Para refletirmos sobre a importância desta data, Mário Soares escreveu num artigo de opinião publicado em 1 de dezembro de 2010 na revista Visão que” o 25 de novembro de 1975 é uma data tão importante, para a afirmação da democracia pluralista, pluripartidária e civilista que hoje temos, como a Revolução dos Cravos.”
No ano de 1975, a sociedade portuguesa encontrava-se bastante dividida existindo uma oposição clara entre aqueles que pretendiam prosseguir a revolução com o Movimento das Forças Armadas, e os que defendiam a realização de eleições partidárias.
A seguir às eleições de abril de 1975, as divergências entre os diferentes projetos políticos acentuaram-se, sendo que nos meses seguintes o país assistiria a uma série de episódios de violência por parte de grupos mais ou menos organizados da extrema-esquerda e da extrema-direita, e a ameaça de uma guerra civil era real.
A 12 de novembro de 1975, uma manifestação das forças de esquerda impede os deputados de saírem do parlamento durante dois dias, e na semana seguinte o governo entra em greve por falta de condições para exercer o seu mandato.
A 25 de novembro toda esta tensão chega ao limite, com sectores da esquerda radical a tentarem um golpe de estado, que acabou por ser frustrado pelos militares que se encontravam com o “Grupo dos Nove”, apoiados por um plano militar liderado por Ramalho Eanes.
O 25 de novembro representou a abertura do caminho para a normalização democrática, consubstanciada na aprovação de uma nova Constituição, a 2 de Abril de 1976, e na realização de eleições legislativas, a 25 de Abril, e a 27 de junho de eleições presidenciais.

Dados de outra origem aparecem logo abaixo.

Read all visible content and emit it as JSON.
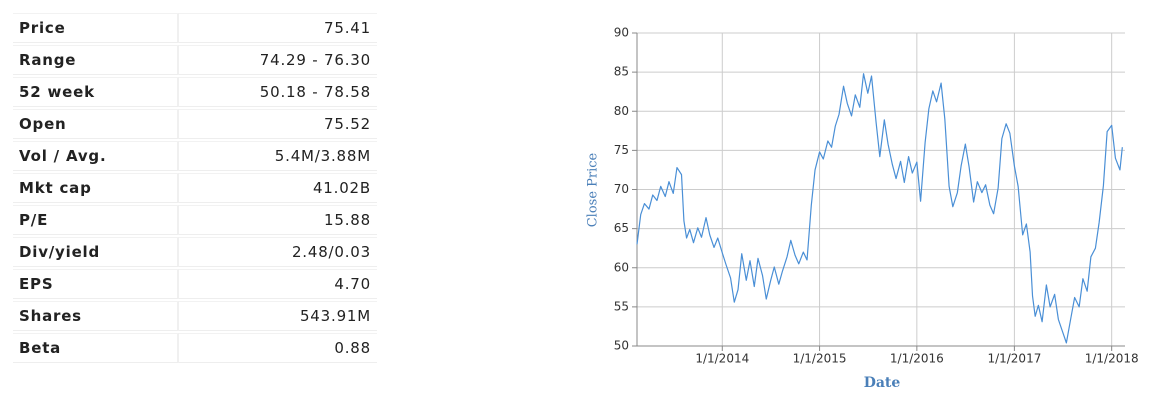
{
  "table": {
    "rows": [
      [
        "Price",
        "75.41"
      ],
      [
        "Range",
        "74.29 - 76.30"
      ],
      [
        "52 week",
        "50.18 - 78.58"
      ],
      [
        "Open",
        "75.52"
      ],
      [
        "Vol / Avg.",
        "5.4M/3.88M"
      ],
      [
        "Mkt cap",
        "41.02B"
      ],
      [
        "P/E",
        "15.88"
      ],
      [
        "Div/yield",
        "2.48/0.03"
      ],
      [
        "EPS",
        "4.70"
      ],
      [
        "Shares",
        "543.91M"
      ],
      [
        "Beta",
        "0.88"
      ]
    ]
  },
  "chart_data": {
    "type": "line",
    "x_label": "Date",
    "y_label": "Close Price",
    "color": "#4a8fd6",
    "grid": true,
    "xlim": [
      "2013-02-15",
      "2018-02-20"
    ],
    "xticks": [
      {
        "value": "2014-01-01",
        "label": "1/1/2014"
      },
      {
        "value": "2015-01-01",
        "label": "1/1/2015"
      },
      {
        "value": "2016-01-01",
        "label": "1/1/2016"
      },
      {
        "value": "2017-01-01",
        "label": "1/1/2017"
      },
      {
        "value": "2018-01-01",
        "label": "1/1/2018"
      }
    ],
    "ylim": [
      50,
      90
    ],
    "yticks": [
      50,
      55,
      60,
      65,
      70,
      75,
      80,
      85,
      90
    ],
    "x": [
      "2013-02-15",
      "2013-03-01",
      "2013-03-15",
      "2013-04-01",
      "2013-04-15",
      "2013-05-01",
      "2013-05-15",
      "2013-06-01",
      "2013-06-15",
      "2013-07-01",
      "2013-07-15",
      "2013-08-01",
      "2013-08-10",
      "2013-08-20",
      "2013-09-01",
      "2013-09-15",
      "2013-10-01",
      "2013-10-15",
      "2013-11-01",
      "2013-11-15",
      "2013-12-01",
      "2013-12-15",
      "2014-01-01",
      "2014-01-15",
      "2014-02-01",
      "2014-02-15",
      "2014-03-01",
      "2014-03-15",
      "2014-04-01",
      "2014-04-15",
      "2014-05-01",
      "2014-05-15",
      "2014-06-01",
      "2014-06-15",
      "2014-07-01",
      "2014-07-15",
      "2014-08-01",
      "2014-08-15",
      "2014-09-01",
      "2014-09-15",
      "2014-10-01",
      "2014-10-15",
      "2014-11-01",
      "2014-11-15",
      "2014-12-01",
      "2014-12-15",
      "2015-01-01",
      "2015-01-15",
      "2015-02-01",
      "2015-02-15",
      "2015-03-01",
      "2015-03-15",
      "2015-04-01",
      "2015-04-15",
      "2015-05-01",
      "2015-05-15",
      "2015-06-01",
      "2015-06-15",
      "2015-07-01",
      "2015-07-15",
      "2015-08-01",
      "2015-08-15",
      "2015-09-01",
      "2015-09-15",
      "2015-10-01",
      "2015-10-15",
      "2015-11-01",
      "2015-11-15",
      "2015-12-01",
      "2015-12-15",
      "2016-01-01",
      "2016-01-15",
      "2016-02-01",
      "2016-02-15",
      "2016-03-01",
      "2016-03-15",
      "2016-04-01",
      "2016-04-15",
      "2016-05-01",
      "2016-05-15",
      "2016-06-01",
      "2016-06-15",
      "2016-07-01",
      "2016-07-15",
      "2016-08-01",
      "2016-08-15",
      "2016-09-01",
      "2016-09-15",
      "2016-10-01",
      "2016-10-15",
      "2016-11-01",
      "2016-11-15",
      "2016-12-01",
      "2016-12-15",
      "2017-01-01",
      "2017-01-15",
      "2017-02-01",
      "2017-02-15",
      "2017-03-01",
      "2017-03-10",
      "2017-03-20",
      "2017-04-01",
      "2017-04-15",
      "2017-05-01",
      "2017-05-15",
      "2017-06-01",
      "2017-06-15",
      "2017-07-01",
      "2017-07-15",
      "2017-08-01",
      "2017-08-15",
      "2017-09-01",
      "2017-09-15",
      "2017-10-01",
      "2017-10-15",
      "2017-11-01",
      "2017-11-15",
      "2017-12-01",
      "2017-12-15",
      "2018-01-01",
      "2018-01-15",
      "2018-02-01",
      "2018-02-10"
    ],
    "values": [
      63.0,
      66.8,
      68.2,
      67.5,
      69.3,
      68.6,
      70.4,
      69.1,
      71.0,
      69.5,
      72.8,
      71.9,
      66.0,
      63.8,
      64.9,
      63.2,
      65.1,
      63.9,
      66.4,
      64.2,
      62.6,
      63.8,
      61.9,
      60.4,
      58.7,
      55.6,
      57.2,
      61.8,
      58.4,
      60.9,
      57.6,
      61.2,
      59.0,
      56.0,
      58.3,
      60.1,
      57.9,
      59.6,
      61.4,
      63.5,
      61.6,
      60.5,
      62.0,
      61.0,
      68.0,
      72.5,
      74.8,
      73.9,
      76.2,
      75.4,
      78.1,
      79.6,
      83.2,
      81.0,
      79.4,
      82.1,
      80.5,
      84.8,
      82.3,
      84.5,
      78.6,
      74.2,
      78.9,
      75.8,
      73.2,
      71.4,
      73.6,
      70.9,
      74.2,
      72.1,
      73.5,
      68.5,
      76.0,
      80.3,
      82.6,
      81.2,
      83.6,
      79.0,
      70.4,
      67.8,
      69.6,
      73.0,
      75.8,
      72.9,
      68.4,
      71.0,
      69.6,
      70.6,
      68.0,
      66.9,
      70.2,
      76.5,
      78.4,
      77.2,
      73.0,
      70.4,
      64.2,
      65.6,
      62.0,
      56.4,
      53.8,
      55.2,
      53.1,
      57.8,
      55.0,
      56.6,
      53.4,
      51.8,
      50.4,
      53.6,
      56.2,
      55.0,
      58.6,
      57.0,
      61.4,
      62.5,
      65.8,
      70.5,
      77.4,
      78.2,
      74.0,
      72.5,
      75.4
    ]
  }
}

A partir do 25 de novembro de 1975 Portugal passou finalmente a ser reconhecido como uma democracia.
Passados quase 50 anos da data, a reflexão sobre a democracia e o pais, mais do que urgente, impõe-se.
A voz do cidadão é ignorada, a pobreza cresce e a apatia e resignação instalaram-se em definitivo.
Nos últimos 20 anos, a economia portuguesa estagnou, a taxa de crescimento económico foi inferior a 1%, a população envelheceu, os jovens emigraram, o país perdeu a sua força de trabalho, a vontade de lutar e a ilusão de querer mais e melhor para o hoje e principalmente para as gerações do amanhã.
A sociedade encontra-se capturada por um sistema fortemente dependente do estado, das suas “vontades” e “esmolas”.
A democracia em Portugal existe, mas está viva?